We’ve been on just one feeding a day – at bedtime – for months now (Anne is 18 months old). But Anne has been winding down on her nursing (or “nummers” as she calls it) for the past month or so. She’ll just nip on every other night for a snack but really hasn’t been dependent on it for a long while, preferring her food and drink or blankie or books. Some night she was too busy and other nights, she’d run over and say “Nummers”. So it’s been more of a comfort thing. This last week, she just didn’t really bother before bedtime. So she hasn’t nursed all week long but I never thought anything of it as I’ve been rather tired and out-of-sorts myself. But last night, she had a bit of a meltdown (well, actually, I had one first and she just joined in). So before bed, I sat down to nurse her for comfort. She wouldn’t lay down and wasn’t at all interested. I didn’t really realise what was going on so thought it was just the wrong position or something. After wrestling with each other for a while, it suddenly dawned on me that she just didn’t want to nurse – and that she hadn’t nursed for a week. She then reached over and covered me up and hopped down. She went over to her own bed and said “Sleeps”. So I just lifted her into her bed and she popped her thumb in - off to Neverland.

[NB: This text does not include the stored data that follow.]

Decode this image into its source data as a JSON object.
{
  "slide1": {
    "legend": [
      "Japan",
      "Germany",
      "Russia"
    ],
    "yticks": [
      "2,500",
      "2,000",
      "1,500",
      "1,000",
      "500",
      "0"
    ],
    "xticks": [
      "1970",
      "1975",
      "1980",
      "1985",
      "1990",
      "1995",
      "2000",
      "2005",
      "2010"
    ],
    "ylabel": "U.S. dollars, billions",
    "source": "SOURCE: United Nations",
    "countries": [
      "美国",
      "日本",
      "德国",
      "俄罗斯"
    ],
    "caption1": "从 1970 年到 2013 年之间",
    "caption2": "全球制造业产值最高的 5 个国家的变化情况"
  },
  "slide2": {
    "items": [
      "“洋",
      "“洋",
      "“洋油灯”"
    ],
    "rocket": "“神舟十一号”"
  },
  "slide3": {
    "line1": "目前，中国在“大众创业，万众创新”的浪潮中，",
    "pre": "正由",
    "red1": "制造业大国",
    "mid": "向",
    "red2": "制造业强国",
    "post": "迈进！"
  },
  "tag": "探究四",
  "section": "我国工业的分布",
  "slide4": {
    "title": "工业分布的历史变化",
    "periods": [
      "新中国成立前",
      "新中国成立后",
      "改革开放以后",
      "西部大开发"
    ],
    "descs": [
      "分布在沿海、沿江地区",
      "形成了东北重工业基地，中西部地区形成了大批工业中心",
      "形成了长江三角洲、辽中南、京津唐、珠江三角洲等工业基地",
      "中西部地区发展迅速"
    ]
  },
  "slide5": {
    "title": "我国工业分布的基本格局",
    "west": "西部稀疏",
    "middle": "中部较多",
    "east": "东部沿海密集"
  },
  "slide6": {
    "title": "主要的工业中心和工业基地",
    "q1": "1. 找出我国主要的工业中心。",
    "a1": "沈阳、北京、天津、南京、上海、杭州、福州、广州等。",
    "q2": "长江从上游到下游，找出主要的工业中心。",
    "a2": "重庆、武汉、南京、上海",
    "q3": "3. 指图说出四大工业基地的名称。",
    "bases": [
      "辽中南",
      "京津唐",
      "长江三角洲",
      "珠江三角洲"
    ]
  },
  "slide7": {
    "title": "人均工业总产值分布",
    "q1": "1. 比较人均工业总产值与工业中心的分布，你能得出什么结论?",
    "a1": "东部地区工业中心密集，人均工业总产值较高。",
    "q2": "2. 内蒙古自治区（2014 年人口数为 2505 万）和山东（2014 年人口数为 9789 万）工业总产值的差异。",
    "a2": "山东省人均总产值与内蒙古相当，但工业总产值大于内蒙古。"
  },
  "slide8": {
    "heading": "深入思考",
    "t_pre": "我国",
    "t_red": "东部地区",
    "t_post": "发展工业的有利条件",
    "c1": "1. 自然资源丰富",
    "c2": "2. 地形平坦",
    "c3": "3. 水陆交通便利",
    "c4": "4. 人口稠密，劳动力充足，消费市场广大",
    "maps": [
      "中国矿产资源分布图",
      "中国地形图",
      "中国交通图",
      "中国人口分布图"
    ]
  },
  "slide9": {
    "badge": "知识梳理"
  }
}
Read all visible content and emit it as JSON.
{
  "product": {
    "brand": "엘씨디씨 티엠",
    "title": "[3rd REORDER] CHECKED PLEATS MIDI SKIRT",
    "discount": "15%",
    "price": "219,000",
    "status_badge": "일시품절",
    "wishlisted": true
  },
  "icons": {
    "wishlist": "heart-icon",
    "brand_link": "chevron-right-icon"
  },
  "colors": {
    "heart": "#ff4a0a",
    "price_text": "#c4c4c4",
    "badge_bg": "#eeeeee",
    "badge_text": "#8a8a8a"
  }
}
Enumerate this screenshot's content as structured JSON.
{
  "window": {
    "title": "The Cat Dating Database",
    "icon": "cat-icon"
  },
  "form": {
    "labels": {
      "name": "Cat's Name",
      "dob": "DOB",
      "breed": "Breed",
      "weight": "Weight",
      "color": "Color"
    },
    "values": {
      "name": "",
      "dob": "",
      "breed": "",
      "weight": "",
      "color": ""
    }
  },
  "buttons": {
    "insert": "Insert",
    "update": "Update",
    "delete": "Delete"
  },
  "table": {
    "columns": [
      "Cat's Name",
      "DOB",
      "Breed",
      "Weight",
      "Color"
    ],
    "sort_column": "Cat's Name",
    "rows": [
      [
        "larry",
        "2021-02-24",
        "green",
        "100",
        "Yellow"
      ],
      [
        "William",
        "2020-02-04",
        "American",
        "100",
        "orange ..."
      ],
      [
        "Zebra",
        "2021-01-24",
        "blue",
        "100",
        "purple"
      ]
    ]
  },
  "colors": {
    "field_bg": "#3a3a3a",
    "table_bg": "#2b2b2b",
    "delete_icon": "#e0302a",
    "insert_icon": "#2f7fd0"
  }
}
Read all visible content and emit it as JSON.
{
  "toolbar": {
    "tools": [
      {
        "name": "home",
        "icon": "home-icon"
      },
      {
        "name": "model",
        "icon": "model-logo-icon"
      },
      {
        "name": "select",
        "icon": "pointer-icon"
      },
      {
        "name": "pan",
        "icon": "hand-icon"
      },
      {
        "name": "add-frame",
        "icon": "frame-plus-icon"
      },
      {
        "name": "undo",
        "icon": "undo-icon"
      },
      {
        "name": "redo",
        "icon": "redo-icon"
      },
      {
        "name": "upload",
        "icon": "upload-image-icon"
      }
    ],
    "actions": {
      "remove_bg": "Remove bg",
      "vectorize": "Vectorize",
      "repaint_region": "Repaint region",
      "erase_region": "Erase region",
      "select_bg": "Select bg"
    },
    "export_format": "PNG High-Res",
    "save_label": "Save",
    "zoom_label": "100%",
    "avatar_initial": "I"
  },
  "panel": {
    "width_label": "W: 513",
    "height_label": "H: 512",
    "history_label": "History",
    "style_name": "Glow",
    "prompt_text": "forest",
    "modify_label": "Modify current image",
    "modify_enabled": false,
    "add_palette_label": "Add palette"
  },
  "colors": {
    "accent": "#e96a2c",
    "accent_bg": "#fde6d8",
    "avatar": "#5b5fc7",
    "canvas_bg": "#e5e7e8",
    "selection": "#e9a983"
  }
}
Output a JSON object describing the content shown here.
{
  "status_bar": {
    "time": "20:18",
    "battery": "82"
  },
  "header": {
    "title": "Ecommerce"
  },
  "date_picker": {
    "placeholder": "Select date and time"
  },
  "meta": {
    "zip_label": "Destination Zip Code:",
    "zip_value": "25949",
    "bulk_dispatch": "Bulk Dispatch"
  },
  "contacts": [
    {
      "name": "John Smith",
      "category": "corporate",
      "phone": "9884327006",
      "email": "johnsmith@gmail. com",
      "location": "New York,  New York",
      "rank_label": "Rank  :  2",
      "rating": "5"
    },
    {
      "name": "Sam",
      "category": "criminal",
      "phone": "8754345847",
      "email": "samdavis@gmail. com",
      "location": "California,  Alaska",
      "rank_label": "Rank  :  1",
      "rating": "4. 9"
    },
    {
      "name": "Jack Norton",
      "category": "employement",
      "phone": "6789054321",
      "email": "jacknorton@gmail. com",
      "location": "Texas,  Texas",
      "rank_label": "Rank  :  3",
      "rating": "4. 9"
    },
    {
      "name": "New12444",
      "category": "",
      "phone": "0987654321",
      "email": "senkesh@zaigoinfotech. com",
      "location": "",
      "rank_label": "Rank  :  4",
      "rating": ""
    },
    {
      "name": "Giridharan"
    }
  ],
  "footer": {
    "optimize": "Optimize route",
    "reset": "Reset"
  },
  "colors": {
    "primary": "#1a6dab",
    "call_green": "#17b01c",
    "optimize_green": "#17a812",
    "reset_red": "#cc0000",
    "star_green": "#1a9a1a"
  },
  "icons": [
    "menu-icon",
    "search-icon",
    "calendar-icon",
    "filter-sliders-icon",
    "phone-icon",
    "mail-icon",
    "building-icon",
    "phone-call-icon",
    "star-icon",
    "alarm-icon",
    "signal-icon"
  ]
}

Meanwhile, I went out to the living room and cried. I don’t remember the “last time” I nursed her. I’ve spent hours and hours of her life, nursing her and holding her, a million memories and quiet moments together and yet I don’t remember the “last time” now because it ended before I thought it would. It seems we’re really done.
Breastfeeding has been my favourite, favourite, favourite part of parenting so far and now this stage is over. Right from the first hour I gave birth to her, we’ve had this special connection. There was nothing more satisfying that feeding my daughter, seeing her grow, knowing that she was healthy. Over the months, even nursing a squirmy toddler has been fun. And I just can’t believe that she’s finished. I was still crying about it this morning when I told Brian about it (he was at class last night). We had a good cry in the bathroom together but soon Anne came in and sat down on the potty. So then we turned around and cheered ourselves hoarse over her newest accomplishment. She clapped along at our obvious delight and even got to flush the toilet herself.
I think I see glimmers of my future ahead. Me still clinging to her while she, unwittingly and easily moves on, grows up, changes and leaves me a little more every day. I might have a lot of moments like last night; realising that we’ve crossed a milestone and grieving while she, blissfully unaware, just keeps moving forward.